„Meer steun voor scheepsbouw”
De provincies Groningen en Friesland zijn ontevreden over de steun die de onlangs afgetreden minister Heinsbroek van Economische Zaken aan de scheepsbouw beschikbaar heeft gesteld.
Kort voor zijn aftreden stelde hij 60 miljoen euro beschikbaar voor het jaar 2003. Maar volgens de beide provincies is de steun al direct nodig.
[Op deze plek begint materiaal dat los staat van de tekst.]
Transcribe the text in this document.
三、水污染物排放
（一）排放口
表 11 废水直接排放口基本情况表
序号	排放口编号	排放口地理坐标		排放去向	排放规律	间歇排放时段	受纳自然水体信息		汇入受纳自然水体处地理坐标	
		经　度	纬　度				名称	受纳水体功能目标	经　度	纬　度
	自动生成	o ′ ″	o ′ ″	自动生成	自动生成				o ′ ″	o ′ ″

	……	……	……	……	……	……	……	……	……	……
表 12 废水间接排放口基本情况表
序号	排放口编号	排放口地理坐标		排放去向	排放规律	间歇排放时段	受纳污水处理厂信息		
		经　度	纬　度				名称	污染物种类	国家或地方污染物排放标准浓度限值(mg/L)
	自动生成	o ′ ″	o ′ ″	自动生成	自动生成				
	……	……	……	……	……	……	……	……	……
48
Bovendien is het door Economische Zaken beschikbaar gestelde bedrag veel te laag, vinden ze.
Dat is de boodschap die een delegatie bestaande uit de twee verantwoordelijke gedeputeerden van de provincies, het bedrijfsleven en FNV en CNV dinsdag naar voren bracht in een gesprek met leden van de Tweede Kamer.
Als er op korte termijn geen directe staatssteun wordt verleend, vallen er ontslagen in de scheepsbouwsector, aldus een woordvoerder van de provincie Groningen. Volgens de noordelijke delegatie is steun aan de scheepsbouw geheel in lijn met het Europese beleid. Europa wil de steun door de vingers zien omdat elders in de wereld, zoals in Korea, financiële ondersteuning van scheepsnieuwbouw van kracht is gebleven. Dit vormde voor de Europese Commissie aanleiding om toch subsidies toe te staan. Landen als Duitsland, Italië en Spanje hebben meteen gebruikgemaakt van deze mogelijkheid.
De Nederlandse minister van Economische Zaken heeft voor 2003 uiteindelijk een bedrag beschikbaar gesteld van 60 miljoen euro, terwijl de branche 80 miljoen had gevraagd. De minister heeft dit bedrag ten laste gebracht van middelen die al uitgetrokken waren om nieuwbouw van schepen aantrekkelijker te maken voor reders.